A proposal by state Sen. Jack Harper, R-Surprise, would ask statewide voters in November to jettison the two nonpartisan commissions that now select state jurists.

The Senate Judiciary Committee, led by Republican Sen. Jonathan Paton of Tucson -- held the bill Monday, signaling that the proposal might be in trouble.

Harper's proposed constitutional amendment, outlined in SCR 1002, asks voters to allow governors to appoint state judges, have the state Senate confirm nominees and make judges subject to reconfirmation every four years.

The effort to eliminate the state's merit selection of judges is opposed by retired U.S. Supreme Court Justice Sandra Day O'Connor, who lives in Arizona.

"We have an excellent judiciary at present, and in my opinion it would be against the best interests of Arizona to increase the partisanship in the selection of its judges," O'Connor wrote in a Feb. 4 letter to the Senate Judiciary Committee.

Arizona voters in 1974 approved the current system of selecting judges when they OK'd Proposition 108. Voters in the Grand Canyon State would have to approve any changes to that process.

As a state senator, O'Connor backed Prop. 108, creating Arizona's existing judicial selection system.

Currently, Arizona's judicial nominating commissions -- the Commission on Trial Court Appointments and the Commission on Appellate Court Appointments -- are made up of 15 people, five of them lawyers.
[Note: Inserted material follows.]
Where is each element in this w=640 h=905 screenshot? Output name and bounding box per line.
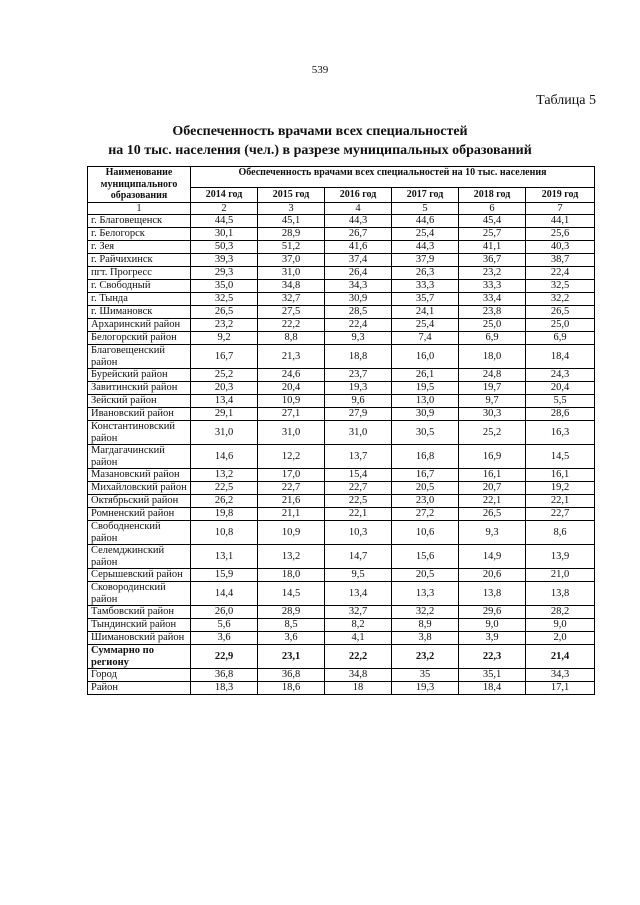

The governor fills vacancies on the commissions from a pool of candidates nominated by the Arizona State Bar.

Nationally, O'Connor is leading the push against the election of judges, saying the process taints jurists who depend on political contributions to keep their places on the bench.

She has teamed with a think tank at the University of Denver, the Institute for the Advancement of the American Legal System, to bring public attention to the issue in the 33 states that elect jurists.

O'Connor was the first female member of the U.S. Supreme Court. She served as an associate justice from 1981 until her retirement from the high court in 2006. She was appointed by Republican President Ronald Reagan in 1981.